Ci aveva sperato con tutto sé stesso arrivando a sospendersi completamente, ma ora che aveva avuto quella conferma non aveva più capito nulla e perfino lui che di norma era abituato a quelle cose, si trovò a ringraziare con sollievo il cielo nonostante non credesse in nessun Dio.
- Colby, se sanno che è qua è finita per lui. - Lo riportò brusco alla realtà Tony. Fu allora che si riprese e sbattendo gli occhi lucidi posati su quelli altrettanto sollevati di Charlie, tornò in sé:
- Si si… hai ragione. No, la linea è sicura ed anche il posto in cui siamo. Non sospettano di noi anche se ci tengono controllati. Però nessuno sa nulla, solo io e Charlie. Sta… sta bene? -
- Sì. È arrivato ieri sera con una spalla ferita e molto sangue perso. Però l’abbiamo curato e sistemato, ha dormito come un angioletto e ci ha spiegato tutto. -
- Bene, vorrei saperlo anche io che diavolo è successo! Qua è un inferno! Hanno un mandato d’arresto per lui con l’accusa di tradimento! Ha sparato contro ai capi e ad altri agenti! -
- E’ stato incastrato da quei tre pezzi grossi. Li ha scoperti per caso e si è trovato in mezzo alla sparatoria. Ha potuto solo scappare. Non voleva coinvolgervi e mettervi in difficoltà facendovi suoi complici. - Spiegandogli tutto con parole semplici ed essenziali, evitando i suoi soliti sproloqui umoristici, capendo lo stato d’animo dell’amico, cercò di farlo sentire relativamente meglio.
- Si bè, non sono mai stato peggio, comunque! - Sbottò spontaneo Colby. Sentì Tony sorridere a quest’uscita, quindi lo fece a sua volta riuscendo a ritrovare finalmente un po’ di sé stesso e della sua calma:
- Lo immagino. Ascolta, non venite qua. Noi lo aiuteremo, ci sono anche Morgan e Reid. Erano capitati qua per caso così li abbiamo coinvolti. Voi però tenetevi tutto per voi. Ci servirà una mano da lì, informazioni. Vedrai che risolviamo tutto. - Sentirlo da lui, non sapeva come, lo convinse.
Forse perché sapeva che stava bene o magari perché cominciava a vedere qualcosa di concreto all’orizzonte. Avere una pista su cui lavorare invece che brancolare completamente nel buio; era diverso, più confortevole poter fare finalmente qualcosa di concreto, nonostante avesse solo voluto andare là dal suo uomo.
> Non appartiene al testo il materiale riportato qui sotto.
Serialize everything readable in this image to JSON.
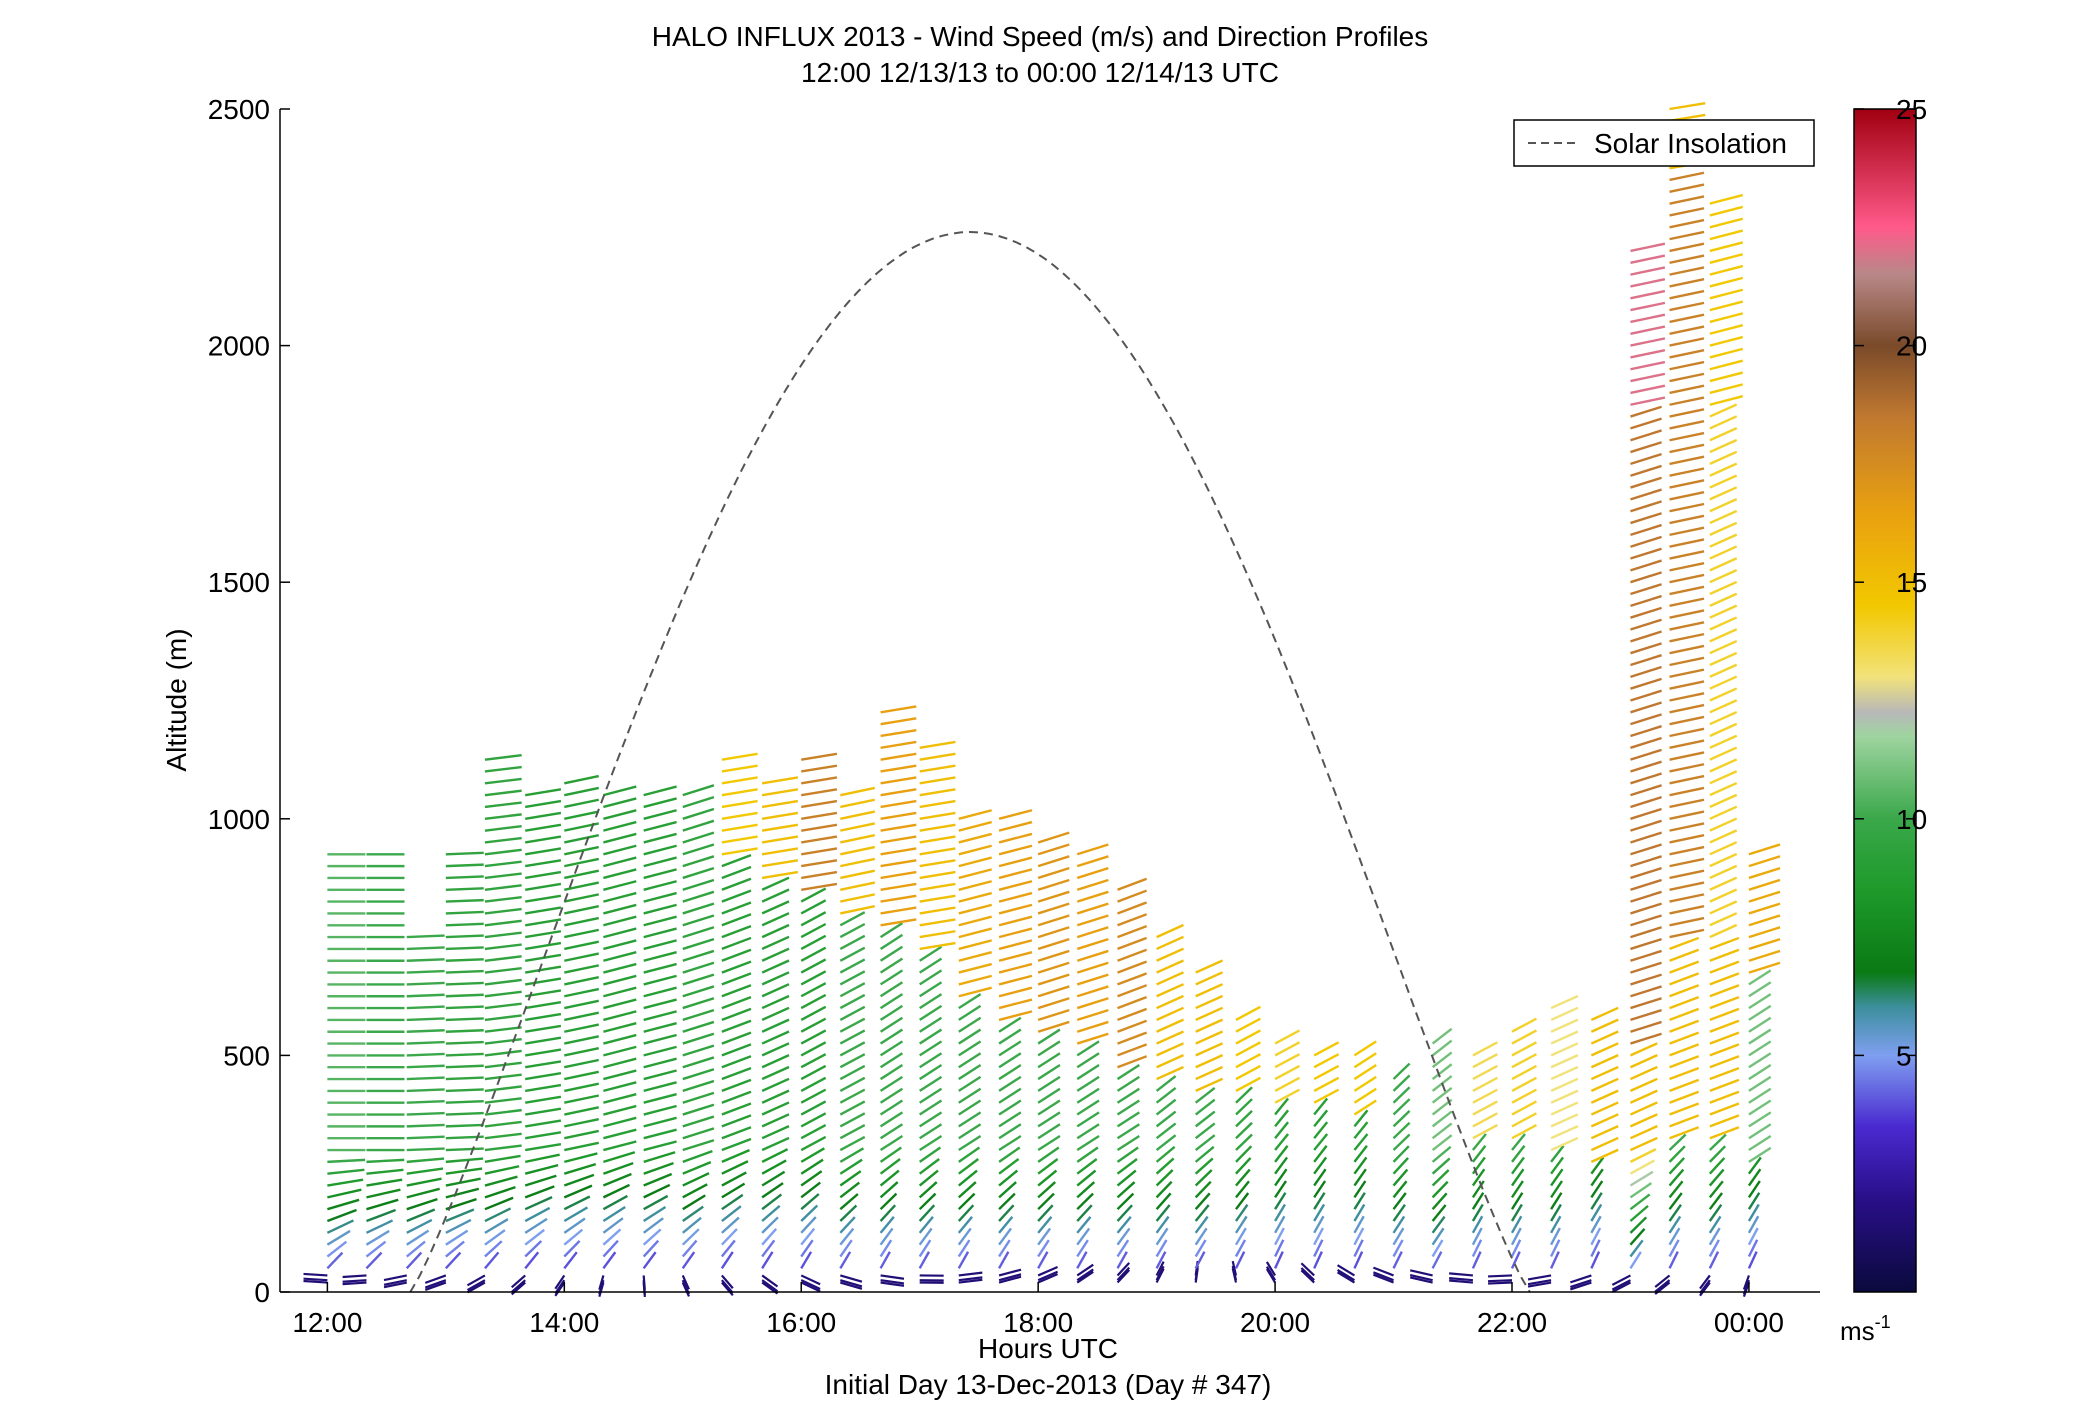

- Sì, certo. Ci teniamo in contatto. - Disse allora Colby di nuovo in sé ma con una malinconia di base per non poterlo raggiungere.
Stargli così lontano non sarebbe stato facile.
- Andrà tutto bene. - Concluse Tony con una certezza disarmante.
Il suo sorriso fu sincero.
Aveva davvero trovato una persona in gamba, a Washington.